The Wellcome Centre for Ethics and Humanities has collaborated with Creation Theatre, Oxfordshire’s largest producing theatre company, on a contemporary re-imagining of HG Wells’ sci-fi classic The Time Machine.
In a unique theatrical experience, small audience groups will be led by their own time traveller through the labyrinthine London Library, where Wells was a member for over 50 years.
The new production, adapted by award winning playwright Jonathan Holloway and directed by Natasha Rickman, reimagines the novel to create a world in which time has fragmented, the present is constantly shifting and the future is strange and uncertain.
The surreal journey draws on research from the Wellcome Centre for Ethics and Humanities (WEH) to challenge the audience’s perceptions and raise important questions about time, society and the nature of human existence.
Mike Parker, Director of WEH, said ‘In partnering with Creation Theatre we hope to stimulate public debate around advances in neuroscience, big data and global connectedness, and encourage wider conversations in re-thinking ethics for the 21st-century and beyond.’
The Time Machine is widely regarded as H.G Wells’ finest literary achievement.
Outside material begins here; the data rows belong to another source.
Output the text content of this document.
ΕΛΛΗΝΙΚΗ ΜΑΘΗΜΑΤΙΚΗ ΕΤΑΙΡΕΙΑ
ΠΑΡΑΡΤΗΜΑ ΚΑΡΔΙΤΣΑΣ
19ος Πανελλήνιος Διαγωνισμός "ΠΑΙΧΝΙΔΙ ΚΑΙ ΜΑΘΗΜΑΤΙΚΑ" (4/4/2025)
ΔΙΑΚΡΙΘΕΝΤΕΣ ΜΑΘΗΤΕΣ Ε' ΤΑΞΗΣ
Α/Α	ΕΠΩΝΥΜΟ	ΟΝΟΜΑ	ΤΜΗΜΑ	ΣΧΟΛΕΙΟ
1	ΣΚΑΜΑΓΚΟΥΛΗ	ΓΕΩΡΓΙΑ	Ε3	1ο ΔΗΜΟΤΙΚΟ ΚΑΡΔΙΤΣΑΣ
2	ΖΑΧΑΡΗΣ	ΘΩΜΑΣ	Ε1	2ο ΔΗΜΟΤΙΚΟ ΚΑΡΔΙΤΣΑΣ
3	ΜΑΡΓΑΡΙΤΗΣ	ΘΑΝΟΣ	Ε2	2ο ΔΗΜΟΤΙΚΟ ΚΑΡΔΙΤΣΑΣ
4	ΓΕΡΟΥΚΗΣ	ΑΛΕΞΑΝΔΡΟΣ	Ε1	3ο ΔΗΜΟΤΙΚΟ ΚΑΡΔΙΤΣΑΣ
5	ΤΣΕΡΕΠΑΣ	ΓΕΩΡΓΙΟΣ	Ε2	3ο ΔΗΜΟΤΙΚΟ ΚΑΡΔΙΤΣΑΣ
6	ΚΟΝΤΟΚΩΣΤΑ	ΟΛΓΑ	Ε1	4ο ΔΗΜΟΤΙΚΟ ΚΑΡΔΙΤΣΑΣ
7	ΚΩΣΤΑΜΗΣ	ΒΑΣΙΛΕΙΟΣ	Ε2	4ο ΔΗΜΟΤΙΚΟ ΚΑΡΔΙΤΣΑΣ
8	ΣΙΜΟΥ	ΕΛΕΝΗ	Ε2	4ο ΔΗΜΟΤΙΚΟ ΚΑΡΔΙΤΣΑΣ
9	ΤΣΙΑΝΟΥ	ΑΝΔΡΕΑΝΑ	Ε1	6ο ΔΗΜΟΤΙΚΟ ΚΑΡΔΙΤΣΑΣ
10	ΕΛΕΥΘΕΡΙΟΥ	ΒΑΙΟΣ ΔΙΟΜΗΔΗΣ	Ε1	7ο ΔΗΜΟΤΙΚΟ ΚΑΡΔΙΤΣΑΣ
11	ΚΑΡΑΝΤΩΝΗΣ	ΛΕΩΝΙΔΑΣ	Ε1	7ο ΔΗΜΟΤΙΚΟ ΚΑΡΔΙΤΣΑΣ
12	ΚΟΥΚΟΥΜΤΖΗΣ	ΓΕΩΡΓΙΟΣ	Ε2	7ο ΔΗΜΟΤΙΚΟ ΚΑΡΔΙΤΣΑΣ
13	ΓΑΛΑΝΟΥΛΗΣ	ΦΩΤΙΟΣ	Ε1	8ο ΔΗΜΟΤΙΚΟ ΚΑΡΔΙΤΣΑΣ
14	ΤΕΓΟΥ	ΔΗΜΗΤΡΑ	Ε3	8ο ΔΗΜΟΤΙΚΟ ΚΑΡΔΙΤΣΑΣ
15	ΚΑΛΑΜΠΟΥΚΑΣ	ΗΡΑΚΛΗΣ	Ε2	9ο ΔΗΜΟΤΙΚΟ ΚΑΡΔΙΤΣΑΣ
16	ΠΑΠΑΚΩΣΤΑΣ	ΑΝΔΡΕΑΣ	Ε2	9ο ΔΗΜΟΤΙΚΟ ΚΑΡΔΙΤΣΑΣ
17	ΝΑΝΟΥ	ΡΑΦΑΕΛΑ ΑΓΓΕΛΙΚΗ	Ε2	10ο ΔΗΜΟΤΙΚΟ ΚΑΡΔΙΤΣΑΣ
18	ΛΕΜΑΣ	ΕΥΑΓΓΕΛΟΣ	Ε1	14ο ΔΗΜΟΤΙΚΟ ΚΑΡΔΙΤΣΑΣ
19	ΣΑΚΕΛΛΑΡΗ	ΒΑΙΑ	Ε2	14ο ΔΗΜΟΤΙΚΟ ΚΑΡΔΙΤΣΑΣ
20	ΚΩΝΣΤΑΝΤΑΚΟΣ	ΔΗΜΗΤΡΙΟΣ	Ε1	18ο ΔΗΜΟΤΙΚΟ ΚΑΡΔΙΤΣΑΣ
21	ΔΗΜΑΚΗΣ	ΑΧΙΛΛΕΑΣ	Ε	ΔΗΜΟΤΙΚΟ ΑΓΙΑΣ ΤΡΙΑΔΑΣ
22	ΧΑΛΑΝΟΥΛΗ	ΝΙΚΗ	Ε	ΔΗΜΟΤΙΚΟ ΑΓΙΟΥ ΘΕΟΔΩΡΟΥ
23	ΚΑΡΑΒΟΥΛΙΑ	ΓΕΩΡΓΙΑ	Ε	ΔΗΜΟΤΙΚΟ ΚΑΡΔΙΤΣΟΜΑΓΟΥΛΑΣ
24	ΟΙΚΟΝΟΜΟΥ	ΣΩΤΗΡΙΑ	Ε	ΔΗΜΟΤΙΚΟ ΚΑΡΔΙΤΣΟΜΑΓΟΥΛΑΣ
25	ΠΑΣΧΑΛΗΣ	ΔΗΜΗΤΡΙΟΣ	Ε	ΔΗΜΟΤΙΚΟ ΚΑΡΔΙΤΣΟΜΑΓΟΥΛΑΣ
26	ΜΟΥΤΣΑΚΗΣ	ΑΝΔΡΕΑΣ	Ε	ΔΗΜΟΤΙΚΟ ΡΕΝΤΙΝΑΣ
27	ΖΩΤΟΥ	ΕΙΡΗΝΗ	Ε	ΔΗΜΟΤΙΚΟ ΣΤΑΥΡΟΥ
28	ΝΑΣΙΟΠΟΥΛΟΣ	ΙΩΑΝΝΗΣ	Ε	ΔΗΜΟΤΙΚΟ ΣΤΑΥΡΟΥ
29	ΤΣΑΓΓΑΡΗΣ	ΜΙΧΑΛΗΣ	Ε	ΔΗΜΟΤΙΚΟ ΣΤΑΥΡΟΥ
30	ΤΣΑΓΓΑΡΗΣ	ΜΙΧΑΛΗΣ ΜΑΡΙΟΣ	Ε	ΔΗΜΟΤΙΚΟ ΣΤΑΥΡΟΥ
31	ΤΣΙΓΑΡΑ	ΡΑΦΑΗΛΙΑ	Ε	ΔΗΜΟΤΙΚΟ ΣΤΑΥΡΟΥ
It was first serialised 125 years ago in The New Review and Wells became a member of the London Library the following year in 1896. Other famous members of the library include Charles Dickens, George Eliot, Bram Stoker, Virginia Woolf and EM Forster.
The production opens on 29 February and runs until 5 April at the London Library, 14 St James’s Square SW1Y 4LG. Book tickets at www.creationtheatre.co.uk
The Time Machine writer Jonathan Holloway, met with researchers from our Wellcome Centre for Ethics and Humanities, to talk about their research. He then used these ideas in the final script for the Creation Theatre adaptation of The Time Machine.